Isso tudo sugere que o terráqueo médio seguirá falando mal das big techs, enquanto as escolhe para a postagem de seus conteúdos, monetizados ou não, por um bom tempo.
Se assim for, o mais provável não é que DAPPs, como Decentraland, percam tração e desapareçam, mas que se firmem como opções relativamente nichadas, tal como tantas outras, típicas da Web 2.0 (Twitch, Pinterest, Reddit, etc.). Uma fatia do metaverso virtual estará aí, mas ela deve ser menor do que a corporativa.
Em paralelo, o que já se observa é que as big techs vêm admitindo, cada vez mais, a necessidade de adotar princípios de governança e monetização menos verticalizados.

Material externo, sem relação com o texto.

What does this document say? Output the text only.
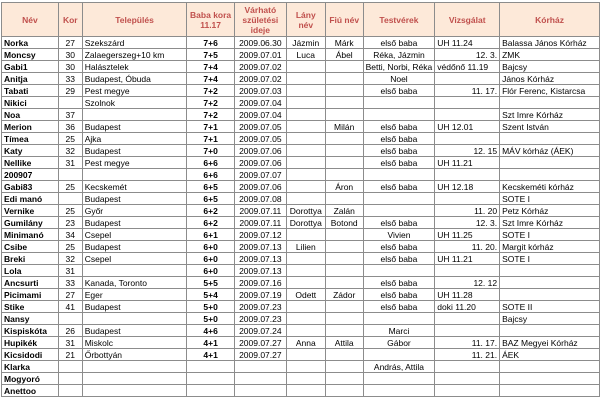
Név	Kor	Település	Baba kora 11.17	Várható születési ideje	Lány név	Fiú név	Testvérek	Vizsgálat	Kórház
Norka	27	Szekszárd	7+6	2009.06.30	Jázmin	Márk	első baba	UH 11.24	Balassa János Kórház
Moncsy	30	Zalaegerszeg+10 km	7+5	2009.07.01	Luca	Ábel	Réka, Jázmin	12. 3.	ZMK
Gabi1	30	Halásztelek	7+4	2009.07.02			Betti, Norbi, Réka	védőnő 11.19	Bajcsy
Anitja	33	Budapest, Óbuda	7+4	2009.07.02			Noel		János Kórház
Tabati	29	Pest megye	7+2	2009.07.03			első baba	11. 17.	Flór Ferenc, Kistarcsa
Nikici		Szolnok	7+2	2009.07.04					
Noa	37		7+2	2009.07.04					Szt Imre Kórház
Merion	36	Budapest	7+1	2009.07.05		Milán	első baba	UH 12.01	Szent István
Tímea	25	Ajka	7+1	2009.07.05			első baba		
Katy	32	Budapest	7+0	2009.07.06			első baba	12. 15	MÁV kórház (ÁEK)
Nellike	31	Pest megye	6+6	2009.07.06			első baba	UH 11.21	
200907			6+6	2009.07.07					
Gabi83	25	Kecskemét	6+5	2009.07.06		Áron	első baba	UH 12.18	Kecskeméti kórház
Edi manó		Budapest	6+5	2009.07.08					SOTE I
Vernike	25	Győr	6+2	2009.07.11	Dorottya	Zalán		11. 20	Petz Kórház
Gumilány	23	Budapest	6+2	2009.07.11	Dorottya	Botond	első baba	12. 3.	Szt Imre Kórház
Minimanó	34	Csepel	6+1	2009.07.12			Vivien	UH 11.25	SOTE I
Csibe	25	Budapest	6+0	2009.07.13	Lilien		első baba	11. 20.	Margit kórház
Breki	32	Csepel	6+0	2009.07.13			első baba	UH 11.21	SOTE I
Lola	31		6+0	2009.07.13					
Ancsurti	33	Kanada, Toronto	5+5	2009.07.16			első baba	12. 12	
Picimami	27	Eger	5+4	2009.07.19	Odett	Zádor	első baba	UH 11.28	
Stike	41	Budapest	5+0	2009.07.23			első baba	doki 11.20	SOTE II
Nansy			5+0	2009.07.23					Bajcsy
Kispiskóta	26	Budapest	4+6	2009.07.24			Marci		
Hupikék	31	Miskolc	4+1	2009.07.27	Anna	Attila	Gábor	11. 17.	BAZ Megyei Kórház
Kicsidodi	21	Őrbottyán	4+1	2009.07.27				11. 21.	ÁEK
Klarka							András, Attila		
Mogyoró									
Anettoo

Ainda é cedo para dizer se isso irá se converter em ações práticas, mas eu acho que sim, especialmente porque se os usuários que não puderem portar seus avatares de um metaverso para outro terminarão com um problema de identidade bastante incômodo, o que servirá de incentivo para abandonar essas plataformas mais restritivas, que assim se sentirão forçadas a ceder.
É irônico que uma das principais contribuições da abertura a uma nova fase da internet seja a circunscrição de uns espaços melhorzinhos nessa aqui mas, no fundo, é o que parece mais provável.